Shortly after this, still in hiding, Blodgett had a brainwave. Indeed, he became somewhat furious and offended himself. The conversion offer, he decided, was an example of the old cliché “If you can’t beat them, join them”. Well… he would join them, but not in the way they thought. If half-starved visionaries could propagate the Christian gospels, and Mohammed could claim to have heard the voice of God, as so many others down the centuries had insisted, with varying degrees of success, that they were in direct contact with supernatural powers, what was to stop Blodgett announcing that he, and only he, had found the true path? From this spark of inspiration was Blodgettism born.
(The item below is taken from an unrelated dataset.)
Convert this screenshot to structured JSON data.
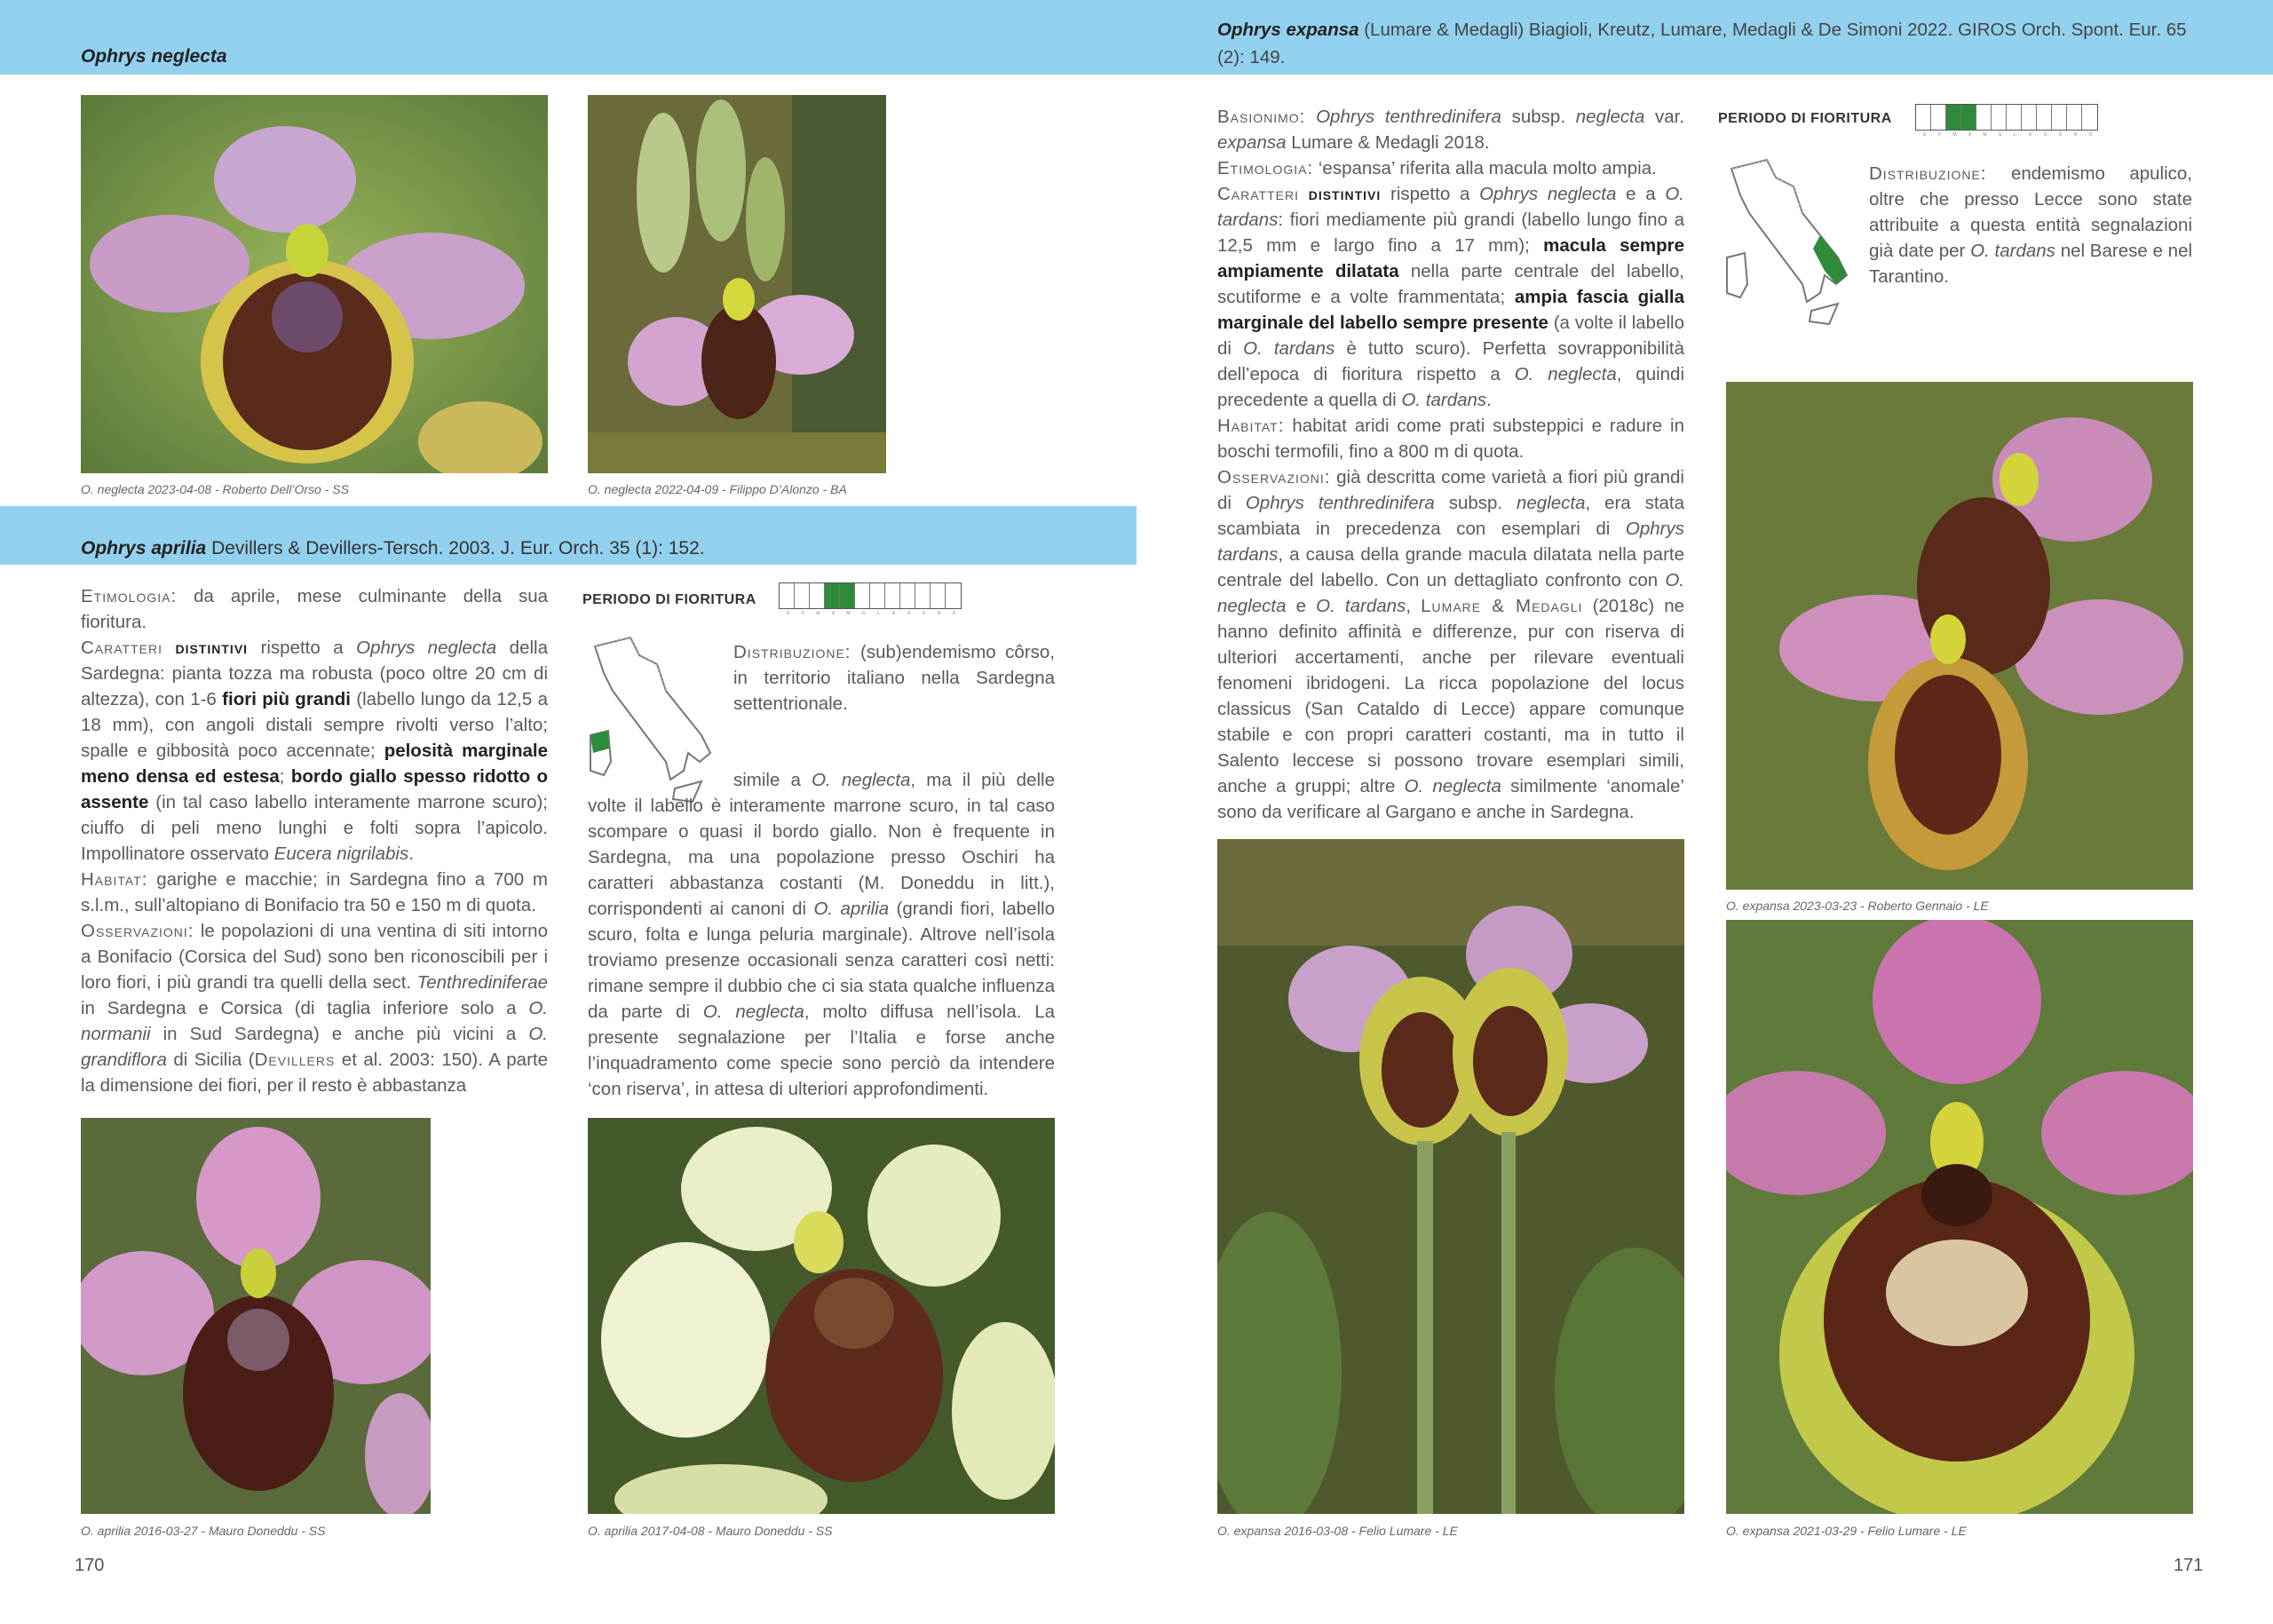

He began to make clandestine visits to the municipal library at Blister Lane, devouring, among other works, the Qu’ran, the Bible, the collected works of L Ron Hubbard and David Icke, the Book of Mormon, sacred texts from all the major religions and many of the minor ones, even a couple of novels by Ayn Rand. After a few weeks of constant reading, Blodgett set out to define Blodgettism. He did not want it to be a synthesis of every other faith – that seemed a little too pat, a little too Blavatskyesque – and nor did he want it to be simply an amalgam of the good bits. Considering that he was still under sentence of death from a number of shouting men with beards, Blodgett wanted Blodgettism to be a faith at once as rigorous and intransigent as Islam. Thus, he cast aside with reluctance some of the more amusing things he had learned, such as underwear regulations in Mormonism, and Mr Hubbard’s intergalactic drivel, and fixed his attention on jihad. As far as jihad-as-inner-struggle was concerned, Blodgett could not give a hoot. But jihad-as-holy-war appealed to him as a way of taking on his persecutors, and thus became the most important feature of the Blodgettist religion.

In The Book Of Blodgett, published in paperback the following year, it has to be said that the founder of the new religion makes an impeccably reasonable argument in favour of his faith. Having devised a set of laws – called Blodgettia – he announces that it is the duty of everyone on earth to obey them, or be killed. Taking his cue mainly from the Qu’ran and the Old Testament, Blodgett devised an appropriately illogical and arbitrary set of regulations for human behaviour. The list of laws is too long and abstruse to reproduce here, but a couple of examples will suffice.

Blodgettia Law Number 12. Thou shalt not eat plums within ten yards of a pig or a goat or a starling. Those that disobey this law will be bundled up in sacking and thrown into a canal.

Blodgettia Law Number 49. It is forbidden to wear your hat at other than a jaunty angle. See appendix for diagrams of angles of jauntiness and non-jauntiness. Officials of the Committee For The Promotion Of Blodgettian Virtue And The Wholesale Suppression Of Blodgettian Vice And Abomination, armed with protractors and tape measures, will fan out across the land, and where they find hats worn at non-jaunty angles they shall proceed to poke malefactors with pointy sticks before putting them to an entirely justifiable death.

Of course, the Prophet Mohammed – let’s just take a look at that picture again, to remind ourselves –

prophet

As I was saying, the Prophet Mohammed was able to spread his word through a combination of historical and geographic circumstance and violence. Alas, Blodgettism never really took root, numbering perhaps only three or four devotees at its height, including Blodgett himself. But there are a few copies of The Book Of Blodgett which have not been pulped or thrown into dustbins, and they may yet inspire a new generation of fanatical adherents, who will demand, in big shouty voices, that they are right and every one else is wrong, and get very upset and angry if you disagree with them, and it will be your fault if they decide to blow you up or chop off your head. Be warned.